À l’époque où nous en sommes de notre récit, il n’était plus question de Titia. On était en septembre. La chaleur qui avait été comparativement peu forte en été, menaçait de prendre sa revanche en automne ; elle n’avait cessé de croître depuis le commencement du mois. Le 20, elle fut insupportable. La journée eut un caractère particulier ; elle se composa alternativement de calmes-plats étouffants, et de bouffées de vent, qui, rasant le sol en différents sens, montaient tout à coup en spirales et soulevaient des tourbillons de poussière. Il semblait aux personnes obligées de sortir qu’elles respiraient, non de l’air, mais de la cendre chaude. Dans les maisons, on avait un poids sur la poitrine, et toute la surface du corps était tourmentée de picotements accompagnés d’une sensation de brûlure.

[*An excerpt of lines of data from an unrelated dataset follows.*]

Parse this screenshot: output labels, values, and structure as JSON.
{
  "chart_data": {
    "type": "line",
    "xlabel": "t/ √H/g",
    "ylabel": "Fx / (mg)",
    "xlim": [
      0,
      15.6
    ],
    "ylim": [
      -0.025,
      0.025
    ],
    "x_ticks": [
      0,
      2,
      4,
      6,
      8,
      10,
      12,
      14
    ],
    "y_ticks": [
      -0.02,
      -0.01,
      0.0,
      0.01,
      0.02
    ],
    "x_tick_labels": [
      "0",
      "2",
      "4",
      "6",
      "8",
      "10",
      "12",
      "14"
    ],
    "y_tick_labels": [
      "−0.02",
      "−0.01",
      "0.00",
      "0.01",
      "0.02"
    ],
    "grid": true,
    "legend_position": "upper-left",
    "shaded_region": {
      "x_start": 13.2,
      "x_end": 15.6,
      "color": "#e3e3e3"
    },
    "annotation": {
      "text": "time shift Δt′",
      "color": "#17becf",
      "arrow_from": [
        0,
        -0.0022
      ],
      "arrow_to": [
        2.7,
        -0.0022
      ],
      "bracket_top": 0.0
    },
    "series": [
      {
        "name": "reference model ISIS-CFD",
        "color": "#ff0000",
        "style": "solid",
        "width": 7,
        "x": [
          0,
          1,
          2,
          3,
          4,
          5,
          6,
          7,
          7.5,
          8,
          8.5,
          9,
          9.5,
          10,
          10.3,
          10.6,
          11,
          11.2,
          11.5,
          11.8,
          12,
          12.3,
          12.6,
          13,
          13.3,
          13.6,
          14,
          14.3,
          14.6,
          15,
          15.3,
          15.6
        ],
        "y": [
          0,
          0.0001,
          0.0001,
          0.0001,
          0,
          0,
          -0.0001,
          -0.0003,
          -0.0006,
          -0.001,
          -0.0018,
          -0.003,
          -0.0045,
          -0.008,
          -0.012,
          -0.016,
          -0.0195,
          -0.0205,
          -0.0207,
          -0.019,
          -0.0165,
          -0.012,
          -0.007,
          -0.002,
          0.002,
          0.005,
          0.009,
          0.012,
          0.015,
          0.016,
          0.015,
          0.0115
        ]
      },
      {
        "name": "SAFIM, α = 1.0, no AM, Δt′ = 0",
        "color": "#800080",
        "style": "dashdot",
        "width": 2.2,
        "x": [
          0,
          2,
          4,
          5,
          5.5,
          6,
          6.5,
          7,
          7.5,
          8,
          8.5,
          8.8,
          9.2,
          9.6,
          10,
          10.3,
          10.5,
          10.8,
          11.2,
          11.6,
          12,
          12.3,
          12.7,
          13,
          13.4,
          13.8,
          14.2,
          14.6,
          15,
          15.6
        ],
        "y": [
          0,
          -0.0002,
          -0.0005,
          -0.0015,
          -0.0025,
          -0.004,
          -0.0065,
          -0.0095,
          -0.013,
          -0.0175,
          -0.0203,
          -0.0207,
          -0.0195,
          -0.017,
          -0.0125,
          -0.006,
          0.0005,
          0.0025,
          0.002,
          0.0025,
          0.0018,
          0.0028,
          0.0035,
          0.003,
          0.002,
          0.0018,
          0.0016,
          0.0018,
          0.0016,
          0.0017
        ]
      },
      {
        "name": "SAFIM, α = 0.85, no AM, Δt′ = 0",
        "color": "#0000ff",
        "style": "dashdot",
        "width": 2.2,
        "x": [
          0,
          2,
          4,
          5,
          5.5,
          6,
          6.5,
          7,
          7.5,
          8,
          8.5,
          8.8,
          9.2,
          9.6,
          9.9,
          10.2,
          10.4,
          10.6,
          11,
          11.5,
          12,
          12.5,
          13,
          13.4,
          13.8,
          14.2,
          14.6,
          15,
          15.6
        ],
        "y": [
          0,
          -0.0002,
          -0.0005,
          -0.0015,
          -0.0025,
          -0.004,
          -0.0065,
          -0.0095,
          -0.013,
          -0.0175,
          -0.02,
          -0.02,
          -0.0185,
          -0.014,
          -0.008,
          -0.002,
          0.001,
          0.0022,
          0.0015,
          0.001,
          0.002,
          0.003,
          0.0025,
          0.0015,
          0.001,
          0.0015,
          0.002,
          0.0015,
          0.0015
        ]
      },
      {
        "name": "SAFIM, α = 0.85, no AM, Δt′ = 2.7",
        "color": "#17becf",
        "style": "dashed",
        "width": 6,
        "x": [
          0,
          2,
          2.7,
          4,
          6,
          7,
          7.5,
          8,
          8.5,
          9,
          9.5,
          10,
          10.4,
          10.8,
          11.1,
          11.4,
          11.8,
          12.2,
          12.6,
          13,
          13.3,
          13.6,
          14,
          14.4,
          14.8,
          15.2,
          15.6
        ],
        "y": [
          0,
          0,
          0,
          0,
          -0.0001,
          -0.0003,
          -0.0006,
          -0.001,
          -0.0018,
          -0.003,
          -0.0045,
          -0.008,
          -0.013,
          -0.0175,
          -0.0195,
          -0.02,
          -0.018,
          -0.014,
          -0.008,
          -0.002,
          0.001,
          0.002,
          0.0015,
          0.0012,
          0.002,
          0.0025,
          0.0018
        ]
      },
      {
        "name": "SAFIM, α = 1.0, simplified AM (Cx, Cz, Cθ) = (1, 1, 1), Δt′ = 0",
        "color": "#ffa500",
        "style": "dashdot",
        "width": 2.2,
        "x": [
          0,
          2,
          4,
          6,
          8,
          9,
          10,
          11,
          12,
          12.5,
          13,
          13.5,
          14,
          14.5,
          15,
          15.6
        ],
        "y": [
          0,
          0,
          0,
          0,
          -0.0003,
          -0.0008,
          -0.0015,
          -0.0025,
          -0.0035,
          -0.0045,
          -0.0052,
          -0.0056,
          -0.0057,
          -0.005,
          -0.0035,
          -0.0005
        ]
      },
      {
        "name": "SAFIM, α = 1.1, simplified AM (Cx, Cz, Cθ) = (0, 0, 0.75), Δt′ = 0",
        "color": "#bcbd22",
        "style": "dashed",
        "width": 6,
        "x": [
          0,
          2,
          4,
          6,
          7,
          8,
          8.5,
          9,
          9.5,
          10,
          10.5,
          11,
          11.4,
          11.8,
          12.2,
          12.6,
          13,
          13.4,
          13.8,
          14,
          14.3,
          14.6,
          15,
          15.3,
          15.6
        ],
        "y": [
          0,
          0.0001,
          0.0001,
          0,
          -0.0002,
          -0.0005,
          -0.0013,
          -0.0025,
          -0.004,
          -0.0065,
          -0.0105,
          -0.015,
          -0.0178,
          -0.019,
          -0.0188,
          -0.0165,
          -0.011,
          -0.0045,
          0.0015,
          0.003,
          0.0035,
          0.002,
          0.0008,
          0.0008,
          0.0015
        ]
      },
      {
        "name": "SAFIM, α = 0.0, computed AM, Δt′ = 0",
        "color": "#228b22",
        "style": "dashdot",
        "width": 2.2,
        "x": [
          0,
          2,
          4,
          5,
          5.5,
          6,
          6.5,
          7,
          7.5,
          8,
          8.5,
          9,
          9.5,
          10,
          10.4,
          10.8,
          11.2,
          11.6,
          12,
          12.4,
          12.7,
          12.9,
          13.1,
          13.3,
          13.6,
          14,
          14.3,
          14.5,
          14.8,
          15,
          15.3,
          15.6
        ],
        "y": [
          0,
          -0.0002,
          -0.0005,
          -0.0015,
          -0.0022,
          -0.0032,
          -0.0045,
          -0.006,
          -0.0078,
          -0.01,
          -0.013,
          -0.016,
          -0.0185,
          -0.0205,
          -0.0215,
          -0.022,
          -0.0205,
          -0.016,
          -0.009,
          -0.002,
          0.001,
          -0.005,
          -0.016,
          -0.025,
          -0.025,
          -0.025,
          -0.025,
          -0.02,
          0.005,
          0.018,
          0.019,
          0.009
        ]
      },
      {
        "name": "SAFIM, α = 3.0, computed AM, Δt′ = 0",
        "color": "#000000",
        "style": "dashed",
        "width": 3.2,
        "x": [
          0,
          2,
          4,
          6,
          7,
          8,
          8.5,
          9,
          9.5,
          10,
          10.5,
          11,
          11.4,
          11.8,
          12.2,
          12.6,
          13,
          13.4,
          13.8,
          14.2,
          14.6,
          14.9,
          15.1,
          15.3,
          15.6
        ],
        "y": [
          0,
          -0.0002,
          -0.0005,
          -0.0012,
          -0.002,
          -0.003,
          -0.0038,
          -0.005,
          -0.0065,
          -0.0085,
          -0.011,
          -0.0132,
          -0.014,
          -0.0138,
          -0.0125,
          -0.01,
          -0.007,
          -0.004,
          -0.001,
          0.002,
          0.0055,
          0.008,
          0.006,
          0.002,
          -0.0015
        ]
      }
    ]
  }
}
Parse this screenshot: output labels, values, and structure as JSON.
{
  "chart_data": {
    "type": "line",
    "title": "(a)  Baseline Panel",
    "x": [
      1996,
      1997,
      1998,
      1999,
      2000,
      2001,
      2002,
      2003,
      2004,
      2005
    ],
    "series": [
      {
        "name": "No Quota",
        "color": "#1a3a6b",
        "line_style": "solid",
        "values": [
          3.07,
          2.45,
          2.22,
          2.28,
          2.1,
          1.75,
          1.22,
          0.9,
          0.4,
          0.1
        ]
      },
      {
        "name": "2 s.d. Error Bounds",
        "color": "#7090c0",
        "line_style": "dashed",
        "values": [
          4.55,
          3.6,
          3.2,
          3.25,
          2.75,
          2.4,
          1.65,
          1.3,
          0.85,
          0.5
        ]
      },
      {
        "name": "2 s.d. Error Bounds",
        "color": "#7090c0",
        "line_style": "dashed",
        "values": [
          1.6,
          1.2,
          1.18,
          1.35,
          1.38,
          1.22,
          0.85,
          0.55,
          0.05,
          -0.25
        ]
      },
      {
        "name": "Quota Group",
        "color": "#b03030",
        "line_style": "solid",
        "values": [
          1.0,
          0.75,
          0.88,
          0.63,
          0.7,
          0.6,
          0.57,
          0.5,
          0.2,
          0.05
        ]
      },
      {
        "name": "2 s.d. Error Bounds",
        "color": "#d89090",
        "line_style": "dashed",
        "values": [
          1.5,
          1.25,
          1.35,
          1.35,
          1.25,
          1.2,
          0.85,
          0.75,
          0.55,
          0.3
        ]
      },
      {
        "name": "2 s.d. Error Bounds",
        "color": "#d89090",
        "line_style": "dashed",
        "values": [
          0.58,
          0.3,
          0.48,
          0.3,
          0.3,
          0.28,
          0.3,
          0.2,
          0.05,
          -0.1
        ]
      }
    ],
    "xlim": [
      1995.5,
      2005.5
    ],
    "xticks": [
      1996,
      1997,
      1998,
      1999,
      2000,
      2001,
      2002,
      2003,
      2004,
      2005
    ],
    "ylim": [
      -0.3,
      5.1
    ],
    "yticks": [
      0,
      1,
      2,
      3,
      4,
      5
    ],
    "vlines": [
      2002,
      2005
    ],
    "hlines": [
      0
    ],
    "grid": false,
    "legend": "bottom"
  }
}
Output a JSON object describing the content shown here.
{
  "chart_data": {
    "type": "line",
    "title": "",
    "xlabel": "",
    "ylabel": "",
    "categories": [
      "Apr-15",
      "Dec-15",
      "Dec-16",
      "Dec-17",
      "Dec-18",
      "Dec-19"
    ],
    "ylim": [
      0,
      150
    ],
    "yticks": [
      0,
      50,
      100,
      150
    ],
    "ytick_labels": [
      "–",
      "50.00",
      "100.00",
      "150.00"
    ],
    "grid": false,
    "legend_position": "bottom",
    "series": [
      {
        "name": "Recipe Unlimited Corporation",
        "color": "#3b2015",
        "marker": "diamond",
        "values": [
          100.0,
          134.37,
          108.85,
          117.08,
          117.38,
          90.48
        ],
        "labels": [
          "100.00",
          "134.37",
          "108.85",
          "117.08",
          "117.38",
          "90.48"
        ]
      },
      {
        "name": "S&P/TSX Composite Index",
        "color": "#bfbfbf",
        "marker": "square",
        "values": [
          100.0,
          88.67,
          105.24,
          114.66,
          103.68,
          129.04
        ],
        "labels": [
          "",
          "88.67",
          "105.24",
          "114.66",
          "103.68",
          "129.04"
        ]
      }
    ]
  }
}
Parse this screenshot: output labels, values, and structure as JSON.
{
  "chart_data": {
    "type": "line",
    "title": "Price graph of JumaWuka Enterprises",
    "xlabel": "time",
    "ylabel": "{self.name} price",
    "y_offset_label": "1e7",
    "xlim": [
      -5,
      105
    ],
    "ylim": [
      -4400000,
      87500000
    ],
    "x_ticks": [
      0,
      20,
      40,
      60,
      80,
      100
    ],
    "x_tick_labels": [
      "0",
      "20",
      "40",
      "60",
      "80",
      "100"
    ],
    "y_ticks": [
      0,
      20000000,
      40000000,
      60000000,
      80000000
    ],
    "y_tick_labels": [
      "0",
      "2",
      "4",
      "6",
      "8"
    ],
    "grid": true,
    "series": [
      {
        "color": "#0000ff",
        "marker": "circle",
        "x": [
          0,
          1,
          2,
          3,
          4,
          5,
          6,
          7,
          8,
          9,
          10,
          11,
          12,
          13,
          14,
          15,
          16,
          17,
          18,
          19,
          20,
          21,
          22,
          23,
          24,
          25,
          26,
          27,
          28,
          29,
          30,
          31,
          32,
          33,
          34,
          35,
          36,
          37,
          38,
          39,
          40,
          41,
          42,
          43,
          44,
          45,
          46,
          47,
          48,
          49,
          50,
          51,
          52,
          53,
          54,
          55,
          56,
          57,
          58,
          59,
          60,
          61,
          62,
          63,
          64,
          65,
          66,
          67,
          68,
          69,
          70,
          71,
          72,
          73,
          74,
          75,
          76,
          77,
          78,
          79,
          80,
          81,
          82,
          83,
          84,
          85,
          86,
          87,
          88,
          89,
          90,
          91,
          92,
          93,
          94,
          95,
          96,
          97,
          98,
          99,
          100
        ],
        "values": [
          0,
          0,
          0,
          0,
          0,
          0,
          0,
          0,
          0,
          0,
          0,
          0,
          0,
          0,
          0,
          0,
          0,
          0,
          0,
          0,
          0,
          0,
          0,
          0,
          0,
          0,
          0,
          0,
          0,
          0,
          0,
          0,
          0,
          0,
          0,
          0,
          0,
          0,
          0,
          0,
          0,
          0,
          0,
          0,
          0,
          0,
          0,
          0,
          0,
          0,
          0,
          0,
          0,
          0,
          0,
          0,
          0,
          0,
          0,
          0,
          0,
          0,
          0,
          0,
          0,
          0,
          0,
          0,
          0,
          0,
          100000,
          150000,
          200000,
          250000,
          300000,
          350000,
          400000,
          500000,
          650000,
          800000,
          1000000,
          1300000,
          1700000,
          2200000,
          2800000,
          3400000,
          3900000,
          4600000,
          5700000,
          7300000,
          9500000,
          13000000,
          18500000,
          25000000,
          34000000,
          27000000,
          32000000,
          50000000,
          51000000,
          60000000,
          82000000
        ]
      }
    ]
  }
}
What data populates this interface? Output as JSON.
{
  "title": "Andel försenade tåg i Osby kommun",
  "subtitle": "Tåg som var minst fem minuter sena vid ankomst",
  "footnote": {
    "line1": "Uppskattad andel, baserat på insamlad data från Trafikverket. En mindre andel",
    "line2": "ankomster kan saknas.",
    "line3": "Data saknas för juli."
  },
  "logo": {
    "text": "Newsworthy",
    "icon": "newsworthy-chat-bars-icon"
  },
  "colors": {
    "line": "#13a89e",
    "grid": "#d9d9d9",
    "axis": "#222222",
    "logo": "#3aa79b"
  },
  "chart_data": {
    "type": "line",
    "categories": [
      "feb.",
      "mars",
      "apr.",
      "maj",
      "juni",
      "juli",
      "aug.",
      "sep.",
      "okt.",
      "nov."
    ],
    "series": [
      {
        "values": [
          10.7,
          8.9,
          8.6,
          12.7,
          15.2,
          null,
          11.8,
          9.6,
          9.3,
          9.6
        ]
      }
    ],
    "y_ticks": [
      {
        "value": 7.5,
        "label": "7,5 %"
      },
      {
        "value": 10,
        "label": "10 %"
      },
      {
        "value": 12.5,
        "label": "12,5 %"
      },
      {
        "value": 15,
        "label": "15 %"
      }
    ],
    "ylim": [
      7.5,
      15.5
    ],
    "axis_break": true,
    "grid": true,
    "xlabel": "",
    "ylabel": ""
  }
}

On était impatient, agacé.

Après le coucher du soleil, une teinte d’un rouge sombre et d’un éclat métallique envahit le ciel, et persista jusque dans la soirée. Des nuages d’un gris noirâtre, ceux-ci petits, ceux-là énormes, tous déchiquetés sur leurs bords, commencèrent, à la tombée de la nuit, à passer lentement, séparés les uns des autres par des intervalles plus ou moins grands, semblables aux lambeaux d’une immense toile déchirée par le vent. Ils étaient à une hauteur peu considérable, et s’acheminaient vers le nord-ouest.

Vers onze heurs, le vent tomba ; les nuages cessèrent de passer, les étoiles brillèrent.

Pélasge passait la soirée chez Vieumaite. Ils étaient dans l’observatoire.

« Le ciel semble se nettoyer, dit Pélasge.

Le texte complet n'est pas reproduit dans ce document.